I almost swallowed my Dew wrong from the back-laugh!
love thinking of all the arms and legs sticking out of the buckets
When we need tissue mounted on micro slides, we send them across the parking lot to the hospital. Once, after I had made the trek I sat in the Histo-Path lab chatting with the techs there and just happened to glance at the Bio-bag sitting next to my elbow. It contained an amputated portion of a leg. The owner had diabetes it had become gangrenous and needed to be removed before it could spread. Anyhow we then launched into a lengthy conversation about limb storage...
Why is this stuff just left there? LOL I can't help but giggle to myself how stuff is JUST left behind when hosptials close! Anyway, I would have opened it. I could not have left without opening it.
ok... theres too many signs...i bet people just printed labels and put them threr
If that bucket is from the labour ward, what do you think is in it?? Kinda worrying to think it may of had/has wee bodies in it :(
awww i would have wanted to open it... but i guess that would be risky...
ha. wonderful...
Having given birth myself, the idea of these once-important parts of my/my child's anatomy being slopped into buckets and carted off is .. Odd. There are certain things you just don't think about when you go through something that natural and typical. Which leads me to wonder the eventual fate of all of the stuff that was lost during birth.. Blood, placenta, etc. ..
wonder how much they charge per limb??
Well, that's just... great... Bright yellow and green bucket in a huge, gray place. Glad you didn't open it and take a picture =D
There are now companies which will store umbilical cord blood for the family's future use in the event of certain diseases. You pay an initial fee, and then monthly storage fees.

Some people bury the placenta, and later plant a tree above the burial spot. In some cultures, people (often just the mother) eat the placenta. This is called placentaphagia, and I thought I had heard of it, but thought maybe it was just some nightmarish idea I had, so I did look it up before I wrote this post. One person who claims to have eaten placenta is Tom Cruise (in an interview with GQ Magazine).
I worked for NHS housekeeping for a while in the pathology department. Buckets like these were often used for larger body-parts that were to be disected (they used to soak them in preservative.

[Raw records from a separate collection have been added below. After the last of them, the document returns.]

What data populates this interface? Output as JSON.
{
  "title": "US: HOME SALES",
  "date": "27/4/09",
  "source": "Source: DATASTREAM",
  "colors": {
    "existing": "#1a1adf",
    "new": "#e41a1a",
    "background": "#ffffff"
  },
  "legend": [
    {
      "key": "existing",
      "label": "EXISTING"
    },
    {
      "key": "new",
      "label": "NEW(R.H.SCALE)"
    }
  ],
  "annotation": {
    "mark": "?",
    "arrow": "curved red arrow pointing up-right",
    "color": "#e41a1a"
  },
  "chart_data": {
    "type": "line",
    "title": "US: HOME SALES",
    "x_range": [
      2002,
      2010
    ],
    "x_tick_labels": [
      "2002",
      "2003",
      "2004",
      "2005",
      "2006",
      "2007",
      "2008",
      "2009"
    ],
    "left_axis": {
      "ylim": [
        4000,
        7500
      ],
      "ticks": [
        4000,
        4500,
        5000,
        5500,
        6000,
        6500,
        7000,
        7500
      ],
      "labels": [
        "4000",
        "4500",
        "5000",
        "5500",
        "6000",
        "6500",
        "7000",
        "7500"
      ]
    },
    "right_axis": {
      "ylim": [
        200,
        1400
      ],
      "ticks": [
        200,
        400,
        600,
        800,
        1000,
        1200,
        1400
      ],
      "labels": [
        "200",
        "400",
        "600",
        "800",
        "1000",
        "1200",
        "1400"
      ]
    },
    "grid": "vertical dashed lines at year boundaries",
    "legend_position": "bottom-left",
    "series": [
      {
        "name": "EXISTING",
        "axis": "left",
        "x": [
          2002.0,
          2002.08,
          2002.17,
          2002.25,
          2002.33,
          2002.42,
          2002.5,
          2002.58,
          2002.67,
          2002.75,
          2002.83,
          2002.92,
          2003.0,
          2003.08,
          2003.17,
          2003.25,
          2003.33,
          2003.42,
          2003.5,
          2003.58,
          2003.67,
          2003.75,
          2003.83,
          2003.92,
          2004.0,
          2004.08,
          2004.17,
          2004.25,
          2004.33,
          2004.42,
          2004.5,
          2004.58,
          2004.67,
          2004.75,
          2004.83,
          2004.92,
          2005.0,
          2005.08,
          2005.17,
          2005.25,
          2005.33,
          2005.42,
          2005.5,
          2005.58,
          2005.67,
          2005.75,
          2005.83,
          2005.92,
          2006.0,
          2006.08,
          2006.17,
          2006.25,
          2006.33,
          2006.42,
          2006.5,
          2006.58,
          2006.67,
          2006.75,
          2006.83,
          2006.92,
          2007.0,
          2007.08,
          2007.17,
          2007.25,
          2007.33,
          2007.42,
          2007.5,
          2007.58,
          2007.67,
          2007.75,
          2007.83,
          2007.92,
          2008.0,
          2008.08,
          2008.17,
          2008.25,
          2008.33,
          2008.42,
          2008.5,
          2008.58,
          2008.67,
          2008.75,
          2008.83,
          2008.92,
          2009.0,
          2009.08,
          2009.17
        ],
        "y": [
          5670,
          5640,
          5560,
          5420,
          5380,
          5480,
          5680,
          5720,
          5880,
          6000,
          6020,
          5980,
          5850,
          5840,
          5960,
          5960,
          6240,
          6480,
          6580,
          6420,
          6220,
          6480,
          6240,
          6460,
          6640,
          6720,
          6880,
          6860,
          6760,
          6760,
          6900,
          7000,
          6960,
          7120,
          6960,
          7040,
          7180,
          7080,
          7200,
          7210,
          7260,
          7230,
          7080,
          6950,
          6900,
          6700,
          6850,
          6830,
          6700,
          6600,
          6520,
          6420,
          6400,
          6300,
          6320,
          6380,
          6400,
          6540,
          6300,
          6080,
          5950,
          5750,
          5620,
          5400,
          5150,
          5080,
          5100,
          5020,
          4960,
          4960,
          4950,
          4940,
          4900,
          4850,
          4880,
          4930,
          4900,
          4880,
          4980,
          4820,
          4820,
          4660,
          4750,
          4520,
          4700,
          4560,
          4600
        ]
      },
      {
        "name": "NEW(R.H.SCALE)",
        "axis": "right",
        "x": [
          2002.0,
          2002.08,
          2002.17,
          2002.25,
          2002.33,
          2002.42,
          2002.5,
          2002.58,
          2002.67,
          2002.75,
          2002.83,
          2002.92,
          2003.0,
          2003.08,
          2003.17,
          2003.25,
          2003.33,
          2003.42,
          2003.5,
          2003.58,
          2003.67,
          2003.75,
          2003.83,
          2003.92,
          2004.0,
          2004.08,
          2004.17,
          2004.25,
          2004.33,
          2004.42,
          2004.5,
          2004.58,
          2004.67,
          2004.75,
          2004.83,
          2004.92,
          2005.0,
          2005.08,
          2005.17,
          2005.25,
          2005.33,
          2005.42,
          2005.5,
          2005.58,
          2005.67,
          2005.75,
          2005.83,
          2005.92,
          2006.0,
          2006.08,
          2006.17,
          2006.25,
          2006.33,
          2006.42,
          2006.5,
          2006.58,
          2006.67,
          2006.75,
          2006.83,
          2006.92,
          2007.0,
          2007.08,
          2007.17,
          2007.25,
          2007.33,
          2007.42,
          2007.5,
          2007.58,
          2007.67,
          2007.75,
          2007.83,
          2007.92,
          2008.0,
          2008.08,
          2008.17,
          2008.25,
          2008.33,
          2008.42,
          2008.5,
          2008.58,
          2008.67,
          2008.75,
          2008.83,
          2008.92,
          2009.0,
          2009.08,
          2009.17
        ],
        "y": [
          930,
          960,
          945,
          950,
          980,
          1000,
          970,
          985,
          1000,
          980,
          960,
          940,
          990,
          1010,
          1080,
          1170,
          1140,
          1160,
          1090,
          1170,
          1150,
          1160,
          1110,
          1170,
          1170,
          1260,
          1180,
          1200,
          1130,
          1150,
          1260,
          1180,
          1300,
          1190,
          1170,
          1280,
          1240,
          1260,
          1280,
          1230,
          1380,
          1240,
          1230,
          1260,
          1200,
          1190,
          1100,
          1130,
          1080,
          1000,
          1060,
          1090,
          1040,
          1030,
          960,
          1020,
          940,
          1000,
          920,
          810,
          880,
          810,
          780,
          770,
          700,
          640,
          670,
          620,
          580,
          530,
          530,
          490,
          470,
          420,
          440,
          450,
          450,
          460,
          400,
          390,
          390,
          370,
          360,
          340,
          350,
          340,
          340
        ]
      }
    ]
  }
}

Later they'd imbed the tissue in a waxy resin and slice it for examining under a microscope). There was a similar bucket (of a different colour I think) in one of the offices I cleaned. It had a leg in it that had been forgotten about ten years earlier... Because they weren't sure what to do with it the thing just sat there, under the desk, waiting for somebody brave to come along and go to the trouble of disposing of it (and also of explaining why it was still there). This was in 2004.
Holy cow - how could you NOT want to lift that lid and see what's inside? (WHAT AM I SAYING!?)
sneb..............are you SERIOUS?????????
I would atleast got a stick to see if it was heavy or heard something move inside...
I am a labor and delivery nurse and you get to see ALOT of funky stuff like this. I work nights at a small hospital. Sometimes you have to go to pathology with a specimen, such as a placenta or even a fetus. Well, the pathology fridge is actually a regular old Fridgidaire. Sometimes you have to move specimens around to make room for yours. My colleague had warned me that there could be an arm or leg in there wrapped in plastic that I would have to move.
I agree I would have to open it. Have to.
I would have opened that sucker right up.